Drought hotspot maps and regional drought characteristics curves: Development of a novel framework and its application to an Indian River basin undergoing climatic changes.

Drought is one of the significant natural disasters that incurs billion dollars of economic damage every year. Among all, agricultural drought needs critical attention for drought monitoring due to its direct effect on crop yield and management of irrigation water. Most of the previous studies focused on regionalizing drought using k-means, hierarchal, fuzzy, and entropy-based clustering techniques. However, these techniques are not suitable where the clusters are not separated distinctively, and the number of clusters cannot be estimated automatically. In this study, we have developed agricultural drought hotspot maps using Soil moisture deficit index (SMDI) and the regional severity (S), duration (D), and frequency (F) curves using complex network algorithm for the future warming climate (2041-2070) of the Mahanadi River basin (MRB) in India. We have used a modified dynamic Budyko (DB) hydrological model to simulate daily soil moisture at a spatial scale of 0.25° × 0.25° using input from four GCMs for the RCP 4.5 scenario.
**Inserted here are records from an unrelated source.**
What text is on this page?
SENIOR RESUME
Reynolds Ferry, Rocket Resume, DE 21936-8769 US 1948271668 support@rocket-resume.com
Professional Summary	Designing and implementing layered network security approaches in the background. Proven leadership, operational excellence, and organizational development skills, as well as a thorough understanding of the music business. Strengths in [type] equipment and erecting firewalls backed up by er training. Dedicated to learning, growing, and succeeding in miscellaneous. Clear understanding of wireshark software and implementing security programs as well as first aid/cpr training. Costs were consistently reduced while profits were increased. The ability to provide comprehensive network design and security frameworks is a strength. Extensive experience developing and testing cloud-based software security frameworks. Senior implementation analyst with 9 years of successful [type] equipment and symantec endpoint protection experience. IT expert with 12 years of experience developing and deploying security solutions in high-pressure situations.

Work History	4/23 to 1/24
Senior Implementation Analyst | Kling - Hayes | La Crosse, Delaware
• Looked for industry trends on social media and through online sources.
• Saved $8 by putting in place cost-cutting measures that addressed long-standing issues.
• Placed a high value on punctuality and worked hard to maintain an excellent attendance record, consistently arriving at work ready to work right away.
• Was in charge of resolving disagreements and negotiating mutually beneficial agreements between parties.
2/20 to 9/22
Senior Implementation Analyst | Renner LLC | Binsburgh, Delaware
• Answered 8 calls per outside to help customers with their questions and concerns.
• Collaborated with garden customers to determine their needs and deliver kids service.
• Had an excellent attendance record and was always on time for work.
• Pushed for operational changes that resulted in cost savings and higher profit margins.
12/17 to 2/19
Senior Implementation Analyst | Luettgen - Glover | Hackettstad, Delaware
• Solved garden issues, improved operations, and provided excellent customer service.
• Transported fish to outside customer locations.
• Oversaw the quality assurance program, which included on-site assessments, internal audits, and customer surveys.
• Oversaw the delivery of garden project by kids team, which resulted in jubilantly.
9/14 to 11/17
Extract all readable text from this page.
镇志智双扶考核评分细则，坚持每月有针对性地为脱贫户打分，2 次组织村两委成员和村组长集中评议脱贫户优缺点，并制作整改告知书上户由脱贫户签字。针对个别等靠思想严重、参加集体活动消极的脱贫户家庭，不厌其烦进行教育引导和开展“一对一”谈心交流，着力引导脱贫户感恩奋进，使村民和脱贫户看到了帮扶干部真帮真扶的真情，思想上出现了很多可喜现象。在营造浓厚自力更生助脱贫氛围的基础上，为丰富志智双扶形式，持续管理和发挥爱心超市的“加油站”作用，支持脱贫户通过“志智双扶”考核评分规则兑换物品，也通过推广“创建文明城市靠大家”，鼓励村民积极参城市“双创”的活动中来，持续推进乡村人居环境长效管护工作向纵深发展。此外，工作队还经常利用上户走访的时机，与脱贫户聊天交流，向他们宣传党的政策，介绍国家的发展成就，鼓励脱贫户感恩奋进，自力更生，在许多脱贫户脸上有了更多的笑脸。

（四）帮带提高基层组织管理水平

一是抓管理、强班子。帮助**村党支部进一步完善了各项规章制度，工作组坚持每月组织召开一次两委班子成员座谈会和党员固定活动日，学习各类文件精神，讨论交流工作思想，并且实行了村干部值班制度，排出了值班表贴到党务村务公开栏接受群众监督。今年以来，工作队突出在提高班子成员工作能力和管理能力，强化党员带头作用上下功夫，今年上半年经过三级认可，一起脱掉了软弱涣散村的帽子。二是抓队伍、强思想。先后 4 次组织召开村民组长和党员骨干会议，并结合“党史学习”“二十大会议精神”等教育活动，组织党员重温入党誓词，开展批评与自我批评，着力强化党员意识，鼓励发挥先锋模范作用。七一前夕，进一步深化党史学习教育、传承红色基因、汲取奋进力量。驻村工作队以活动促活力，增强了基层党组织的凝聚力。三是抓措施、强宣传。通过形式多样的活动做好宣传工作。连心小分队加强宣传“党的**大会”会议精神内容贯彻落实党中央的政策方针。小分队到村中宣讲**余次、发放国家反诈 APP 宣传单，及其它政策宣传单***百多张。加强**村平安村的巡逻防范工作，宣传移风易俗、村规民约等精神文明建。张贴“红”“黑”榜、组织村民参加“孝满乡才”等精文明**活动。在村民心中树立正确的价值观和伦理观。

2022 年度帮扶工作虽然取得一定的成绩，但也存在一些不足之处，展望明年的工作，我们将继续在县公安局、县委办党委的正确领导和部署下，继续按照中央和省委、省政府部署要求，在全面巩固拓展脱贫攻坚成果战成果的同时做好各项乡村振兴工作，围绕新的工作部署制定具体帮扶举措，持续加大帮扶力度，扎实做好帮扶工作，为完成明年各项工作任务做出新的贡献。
The modified DB model was calibrated and validated for the study area. The model proved to be capable of simulating the soil moisture dynamics over the basin and also effectively captured the historical droughts occurred in the basin. The drought hotspot maps of the basin suggest that the northern, south-eastern, and central parts of the basins are going to experience more number of droughts. The results suggest that for most of the clusters, the regional S-D-F curve can be utilized to understand the future drought characteristics at site-specific as well as regional scale, as the confidence band is found to be very narrow. Overall, our study provides a framework to develop regional S-D-F curve.